Both of these moves reflect the rapid changes taking place not only at Alibaba, but also in the traditional media realm where the SCMP operates. Traditional newspapers like the SCMP are looking desperately for new revenue sources as they get abandoned by their traditional advertisers and subscribers who are flocking to the Internet.

Some like the SCMP have tried charging fees for access to their websites, but have found limited success due to resistance from consumers accustomed to getting their news for free. Meantime, the change at the top of Alibaba’s global PR machine reflects the company’s global aspirations, and also the high pressure that comes with a job leading the communications strategy for such a high-profile name.

We’ll begin with the SCMP website shift, which came with the concurrent announcement that Alibaba has formally closed its purchase of a company that owns one of Asia’s oldest and most influential English-language newspapers. (English article; Chinese article) Alibaba surprised many when it announced its plans to buy the SCMP last year, due to its relative lack of history in the traditional media sector.

Some also feared the SCMP could lose its editorial independence with its purchase by a mainland Chinese buyer, and others worried that Alibaba might try to turn the newspaper and its website into promotional vehicles for the company.  It’s still too early to say if any of those fears are being realized, and Alibaba’s removal of the paywall from the SCMP’s website doesn’t really hint at any major editorial changes just yet.

Blow to Subscription Model

Instead, the removal of the paywall seems to be a relatively big blow against traditional media companies that were hoping to survive in the future using web-based subscription services. The move also seems to show that Alibaba is willing to let SCMP ultimately slip into the red, though it’s possible it could make up for lost online subscription revenue with new advertising sales that will come with increased online readership.

My expectation is that Alibaba may have never intended the SCMP to be a profit-making machine by itself.

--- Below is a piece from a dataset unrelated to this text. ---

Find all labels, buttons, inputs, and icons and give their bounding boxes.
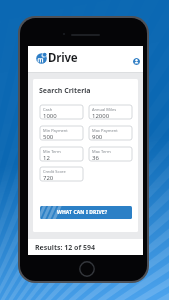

Instead founder Jack Ma may see the newspaper and its website as a complementary piece to his bigger dream of wringing more news from the big data that the SCMP and e-commerce companies like Alibaba generate. Alibaba has already taken some steps to try and make better use of such data for news-generating purposes with its formation of a financial news joint venture with Shanghai Media Group (SMG) last year.

Next there’s the PR announcement, which has Alibaba naming a new executive, Jennifer Kuperman, as its international head of corporate communications, reporting directly to executive vice chairman Joe Tsai. (company announcement; Chinese article) This particular move surprised me a bit, as it comes less than 2 years after Alibaba appointed another high-profile westerner, Jim Wilkinson, to the same position.

Both Wilkison and now Kuperman represent a new generation of highly professional, experienced western executives that Alibaba began recruiting in the run-up to its record-breaking $25 billion New York IPO in 2014. Those executives were a major force behind the IPO’s success, which saw Alibaba’s stock soar in its first few months of trading.

But the team has had to deal with some less appealing work since then. First it had to handle a major clash with China’s e-commerce regulator over pirated goods being sold on Alibaba’s popular Taobao site in early 2015. Later in the year it also had to mount a major campaign to avoid similar criticism in an annual “notorious” piracy report published by the US government.

Alibaba says in its latest announcement that Wilkinson is leaving to start an unspecified new entrepreneurial venture. Perhaps that’s true. But I also expect that Wilkinson has been quite busy these past 2 years, and is probably ready for a lower-pressure challenge that involves something not only new but also lower profile and less likely to attract controversy.